Пол тяжело вздохнул:

— Я устал. Возможно, я слишком остро на все отреагировал. Но чего ты ожидала после такой новости под конец рабочего дня?

— Полагаю, было бы гораздо лучше, если бы Тим вообще не пошел сегодня на занятия. — Она ухватилась за ручку двери. — Знаешь, Пол, я уже не могу вспомнить, когда ты в последний раз выказывал нам с Тимом свое расположение.

— Он не нуждается в этом. Ему нужна дисциплина.

Была ли хоть какая‑нибудь польза от разговора с ним? Разве у него есть глаза, чтобы видеть, и уши, чтобы слышать? Она больше не может ходить вокруг да около.

— Ты обращаешься с Тимом точно так же, как твой отец обращался с тобой.

Лицо Пола стало пунцовым.

— Не сметь говорить о моем отце! Что ты знаешь о проблемах строительства церкви? Я стал хорошим пастором, потому что мой отец подталкивал меня. Теперь, когда я оказался на его месте, я могу оглянуться назад и понять тот стресс, под давлением которого находился мой отец, ту необходимость постоянной борьбы, чтобы построить храм во славу Господа. Я уже не маленький мальчик, который бегает к своей матери всякий раз, когда его кто‑то обижает.

Каждое слово как нож вонзалось в душу и наносило рану.

— Жестокости нет оправдания, Пол.

Юнис внимательно вглядывалась в его лицо, мучимая вопросом, что же произошло с тем молодым человеком, которого она так страстно полюбила. Она наблюдала, как Пол становился все жестче и упрямее. Даже интересно, неужели единственной причиной, по которой он посещал школьные собрания, было желание засвидетельствовать свое почтение другим родителям? Большую часть времени Пол проводил в беседах с ними или с их сыновьями и дочерями.
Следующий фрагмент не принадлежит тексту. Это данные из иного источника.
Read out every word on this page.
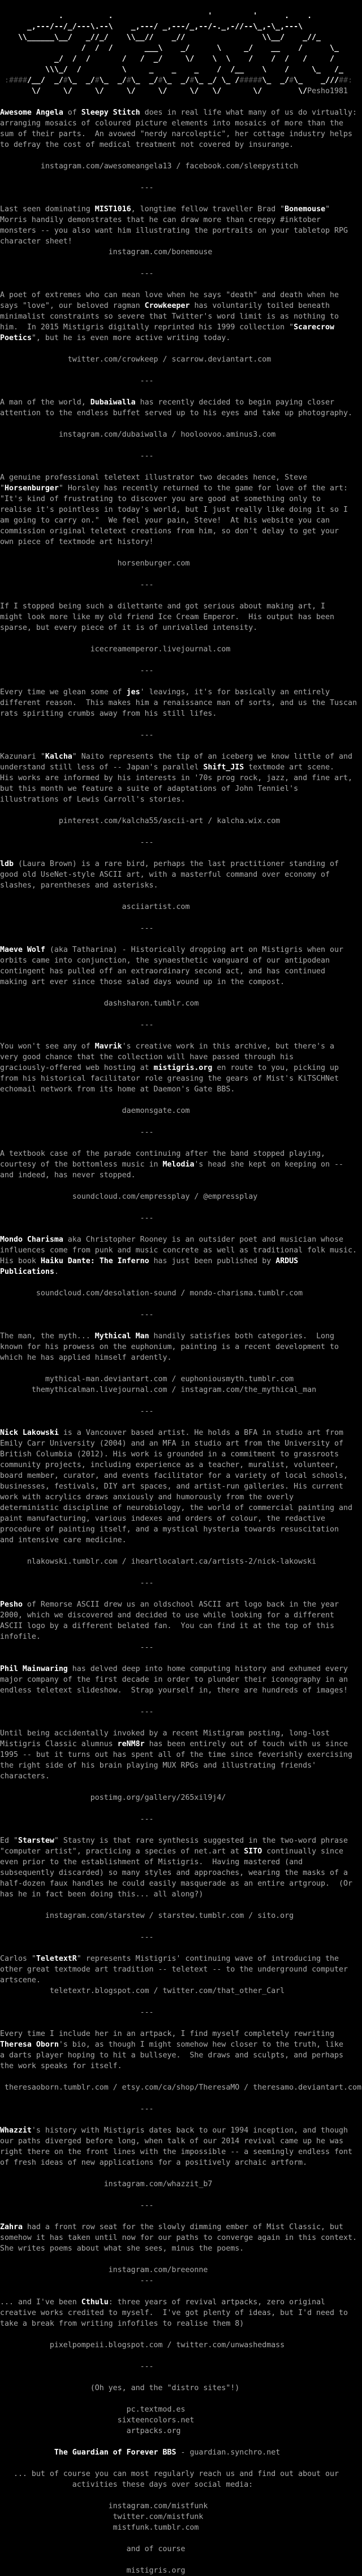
.          .                     '         '      .    .
_,---/--/_/---\.--\    _,---/ _,---/_,--/-._,-//--\_,-\_,---\
\\______\__/   _//_/    \\__//    _//                 \\__/    _//_
/  /  /       ___\    _/      \     _/    __    /      \_
_/  /  /       /   /  _/     \/    \  \    /    /  /   /     /
\\\_/  /         \     _    _    _    /  /__    \    /     \_   /_
:####/__/  _/#\_  _/#\_  _/#\_  _/#\_  _/#\_ _/ \_ /#####\_  _/#\_    _///##:
\/     \/     \/     \/     \/     \/   \/       \/        \/Pesho1981
Awesome Angela of Sleepy Stitch does in real life what many of us do virtually:
arranging mosaics of coloured picture elements into mosaics of more than the
sum of their parts.  An avowed "nerdy narcoleptic", her cottage industry helps
to defray the cost of medical treatment not covered by insurange.
instagram.com/awesomeangela13 / facebook.com/sleepystitch
---
Last seen dominating MIST1016, longtime fellow traveller Brad "Bonemouse"
Morris handily demonstrates that he can draw more than creepy #inktober
monsters -- you also want him illustrating the portraits on your tabletop RPG
character sheet!
instagram.com/bonemouse
---
A poet of extremes who can mean love when he says "death" and death when he
says "love", our beloved ragman Crowkeeper has voluntarily toiled beneath
minimalist constraints so severe that Twitter's word limit is as nothing to
him.  In 2015 Mistigris digitally reprinted his 1999 collection "Scarecrow
Poetics", but he is even more active writing today.
twitter.com/crowkeep / scarrow.deviantart.com
---
A man of the world, Dubaiwalla has recently decided to begin paying closer
attention to the endless buffet served up to his eyes and take up photography.
instagram.com/dubaiwalla / hooloovoo.aminus3.com
---
A genuine professional teletext illustrator two decades hence, Steve
"Horsenburger" Horsley has recently returned to the game for love of the art:
"It's kind of frustrating to discover you are good at something only to
realise it's pointless in today's world, but I just really like doing it so I
am going to carry on."  We feel your pain, Steve!  At his website you can
commission original teletext creations from him, so don't delay to get your
own piece of textmode art history!
horsenburger.com
---
If I stopped being such a dilettante and got serious about making art, I
might look more like my old friend Ice Cream Emperor.  His output has been
sparse, but every piece of it is of unrivalled intensity.
icecreamemperor.livejournal.com
---
Every time we glean some of jes' leavings, it's for basically an entirely
different reason.  This makes him a renaissance man of sorts, and us the Tuscan
rats spiriting crumbs away from his still lifes.
---
Kazunari "Kalcha" Naito represents the tip of an iceberg we know little of and
understand still less of -- Japan's parallel Shift_JIS textmode art scene.
His works are informed by his interests in '70s prog rock, jazz, and fine art,
but this month we feature a suite of adaptations of John Tenniel's
illustrations of Lewis Carroll's stories.
pinterest.com/kalcha55/ascii-art / kalcha.wix.com
---
ldb (Laura Brown) is a rare bird, perhaps the last practitioner standing of
good old UseNet-style ASCII art, with a masterful command over economy of
slashes, parentheses and asterisks.
asciiartist.com
---
Maeve Wolf (aka Tatharina) - Historically dropping art on Mistigris when our
orbits came into conjunction, the synaesthetic vanguard of our antipodean
contingent has pulled off an extraordinary second act, and has continued
making art ever since those salad days wound up in the compost.
dashsharon.tumblr.com
---
You won't see any of Mavrik's creative work in this archive, but there's a
very good chance that the collection will have passed through his
graciously-offered web hosting at mistigris.org en route to you, picking up
from his historical facilitator role greasing the gears of Mist's KiTSCHNet
echomail network from its home at Daemon's Gate BBS.
daemonsgate.com
---
A textbook case of the parade continuing after the band stopped playing,
courtesy of the bottomless music in Melodia's head she kept on keeping on --
and indeed, has never stopped.
soundcloud.com/empressplay / @empressplay
---
Mondo Charisma aka Christopher Rooney is an outsider poet and musician whose
influences come from punk and music concrete as well as traditional folk music.
His book Haiku Dante: The Inferno has just been published by ARDUS
Publications.
soundcloud.com/desolation-sound / mondo-charisma.tumblr.com
---
The man, the myth... Mythical Man handily satisfies both categories.  Long
known for his prowess on the euphonium, painting is a recent development to
which he has applied himself ardently.
mythical-man.deviantart.com / euphoniousmyth.tumblr.com
themythicalman.livejournal.com / instagram.com/the_mythical_man
---
Nick Lakowski is a Vancouver based artist. He holds a BFA in studio art from
Emily Carr University (2004) and an MFA in studio art from the University of
British Columbia (2012). His work is grounded in a commitment to grassroots
community projects, including experience as a teacher, muralist, volunteer,
board member, curator, and events facilitator for a variety of local schools,
businesses, festivals, DIY art spaces, and artist-run galleries. His current
work with acrylics draws anxiously and humorously from the overly
deterministic discipline of neurobiology, the world of commercial painting and
paint manufacturing, various indexes and orders of colour, the redactive
procedure of painting itself, and a mystical hysteria towards resuscitation
and intensive care medicine.
nlakowski.tumblr.com / iheartlocalart.ca/artists-2/nick-lakowski
---
Pesho of Remorse ASCII drew us an oldschool ASCII art logo back in the year
2000, which we discovered and decided to use while looking for a different
ASCII logo by a different belated fan.  You can find it at the top of this
infofile.
---
Phil Mainwaring has delved deep into home computing history and exhumed every
major company of the first decade in order to plunder their iconography in an
endless teletext slideshow.  Strap yourself in, there are hundreds of images!
---
Until being accidentally invoked by a recent Mistigram posting, long-lost
Mistigris Classic alumnus reNM8r has been entirely out of touch with us since
1995 -- but it turns out has spent all of the time since feverishly exercising
the right side of his brain playing MUX RPGs and illustrating friends'
characters.
postimg.org/gallery/265xil9j4/
---
Ed "Starstew" Stastny is that rare synthesis suggested in the two-word phrase
"computer artist", practicing a species of net.art at SITO continually since
even prior to the establishment of Mistigris.  Having mastered (and
subsequently discarded) so many styles and approaches, wearing the masks of a
half-dozen faux handles he could easily masquerade as an entire artgroup.  (Or
has he in fact been doing this... all along?)
instagram.com/starstew / starstew.tumblr.com / sito.org
---
Carlos "TeletextR" represents Mistigris' continuing wave of introducing the
other great textmode art tradition -- teletext -- to the underground computer
artscene.
teletextr.blogspot.com / twitter.com/that_other_Carl
---
Every time I include her in an artpack, I find myself completely rewriting
Theresa Oborn's bio, as though I might somehow hew closer to the truth, like
a darts player hoping to hit a bullseye.  She draws and sculpts, and perhaps
the work speaks for itself.
theresaoborn.tumblr.com / etsy.com/ca/shop/TheresaMO / theresamo.deviantart.com
---
Whazzit's history with Mistigris dates back to our 1994 inception, and though
our paths diverged before long, when talk of our 2014 revival came up he was
right there on the front lines with the impossible -- a seemingly endless font
of fresh ideas of new applications for a positively archaic artform.
instagram.com/whazzit_b7
---
Zahra had a front row seat for the slowly dimming ember of Mist Classic, but
somehow it has taken until now for our paths to converge again in this context.
She writes poems about what she sees, minus the poems.
instagram.com/breeonne
---
... and I've been Cthulu: three years of revival artpacks, zero original
creative works credited to myself.  I've got plenty of ideas, but I'd need to
take a break from writing infofiles to realise them 8)
pixelpompeii.blogspot.com / twitter.com/unwashedmass
---
(Oh yes, and the "distro sites"!)
pc.textmod.es
sixteencolors.net
artpacks.org
The Guardian of Forever BBS - guardian.synchro.net
... but of course you can most regularly reach us and find out about our
activities these days over social media:
instagram.com/mistfunk
twitter.com/mistfunk
mistfunk.tumblr.com
and of course
mistigris.org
Тим все видел. Тим все знал. И его это глубоко ранило. Юнис понимала, что ее сын спрашивает себя, играет ли он в жизни отца какую‑нибудь другую роль, помимо рекламной роли сына пастора, чья церковь строится быстрее всех в Большой Калифорнийской долине.

Порой Юнис задумывалась о своей собственной роли в жизни Пола. Она умеет петь. Умеет играть на фортепиано. Если отбросить все это в сторону, то кто она? Просто Юнис Макклинток, обыкновенная девушка с холмов Пенсильвании, которая посвятила свою жизнь служению Богу еще до того, как ей исполнилось девять лет. Она не отличалась никаким особым талантом и всегда удивлялась, что мог Пол найти в ней.
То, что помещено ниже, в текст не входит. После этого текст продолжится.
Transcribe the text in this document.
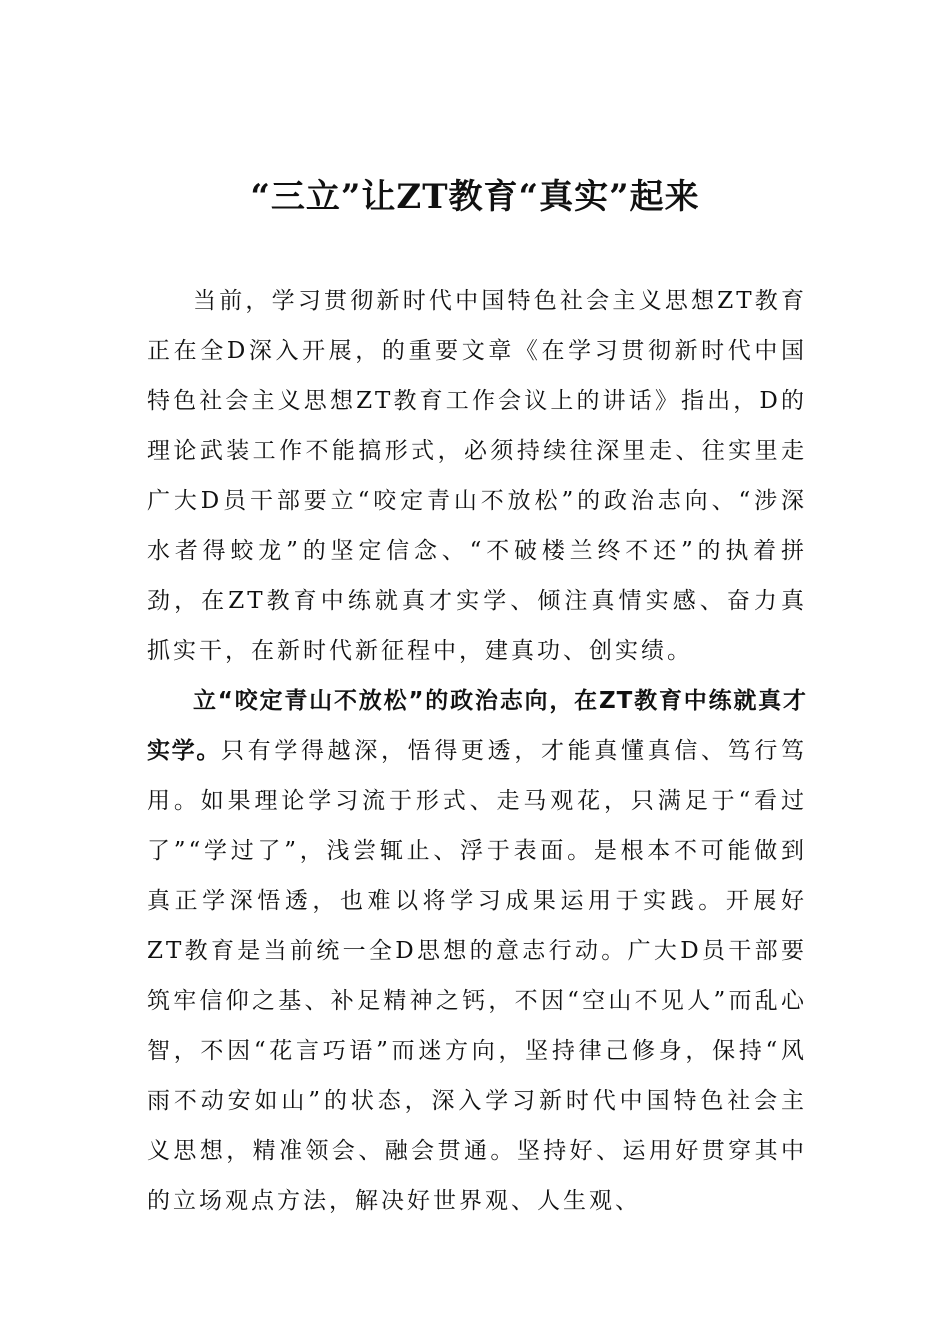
“三立”让ZT教育“真实”起来

当前，学习贯彻新时代中国特色社会主义思想ZT教育正在全D深入开展，的重要文章《在学习贯彻新时代中国特色社会主义思想ZT教育工作会议上的讲话》指出，D的理论武装工作不能搞形式，必须持续往深里走、往实里走广大D员干部要立“咬定青山不放松”的政治志向、“涉深水者得蛟龙”的坚定信念、“不破楼兰终不还”的执着拼劲，在ZT教育中练就真才实学、倾注真情实感、奋力真抓实干，在新时代新征程中，建真功、创实绩。

立“咬定青山不放松”的政治志向，在ZT教育中练就真才实学。只有学得越深，悟得更透，才能真懂真信、笃行笃用。如果理论学习流于形式、走马观花，只满足于“看过了”“学过了”，浅尝辄止、浮于表面。是根本不可能做到真正学深悟透，也难以将学习成果运用于实践。开展好ZT教育是当前统一全D思想的意志行动。广大D员干部要筑牢信仰之基、补足精神之钙，不因“空山不见人”而乱心智，不因“花言巧语”而迷方向，坚持律己修身，保持“风雨不动安如山”的状态，深入学习新时代中国特色社会主义思想，精准领会、融会贯通。坚持好、运用好贯穿其中的立场观点方法，解决好世界观、人生观、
Может, и он удивлялся тому же.

— Ни одного из вас, кажется, не волнует, какие проблемы вся эта ситуация может создать для меня. — Пол махнул рукой. — Хотя все равно у меня нет времени заниматься этим.

Вечное его оправдание.

Юнис знала, что их брак рушится. Но к кому за консультацией может обратиться жена пастора?
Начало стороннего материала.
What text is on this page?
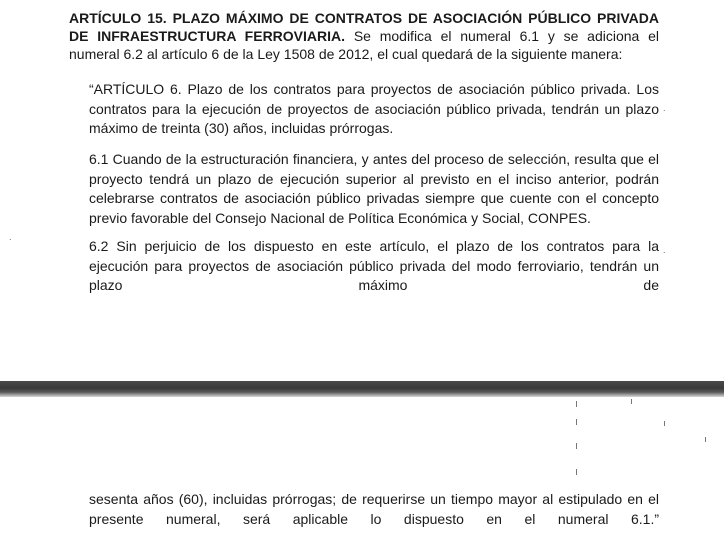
ARTÍCULO 15. PLAZO MÁXIMO DE CONTRATOS DE ASOCIACIÓN PÚBLICO PRIVADA DE INFRAESTRUCTURA FERROVIARIA. Se modifica el numeral 6.1 y se adiciona el numeral 6.2 al artículo 6 de la Ley 1508 de 2012, el cual quedará de la siguiente manera:
“ARTÍCULO 6. Plazo de los contratos para proyectos de asociación público privada. Los contratos para la ejecución de proyectos de asociación público privada, tendrán un plazo máximo de treinta (30) años, incluidas prórrogas.
6.1 Cuando de la estructuración financiera, y antes del proceso de selección, resulta que el proyecto tendrá un plazo de ejecución superior al previsto en el inciso anterior, podrán celebrarse contratos de asociación público privadas siempre que cuente con el concepto previo favorable del Consejo Nacional de Política Económica y Social, CONPES.
6.2 Sin perjuicio de los dispuesto en este artículo, el plazo de los contratos para la ejecución para proyectos de asociación público privada del modo ferroviario, tendrán un plazo máximo de
.
.
.
sesenta años (60), incluidas prórrogas; de requerirse un tiempo mayor al estipulado en el presente numeral, será aplicable lo dispuesto en el numeral 6.1.”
— Почему бы тебе не поведать всем, что твой сын стал почти что мучеником? — Пол посмотрел на Юнис так, будто оценивал идею. — Я иду домой, Пол. Что‑нибудь передать Тиму?

— Он наказан. Пусть никуда не выходит.

Перед ее глазами возник образ будущего — унылая череда лет в тоскливом одиночестве. Помоги мне, Боже.

— Если будешь продолжать в том же духе, Пол, ты закончишь' тем, что оттолкнешь нашего сына от церкви.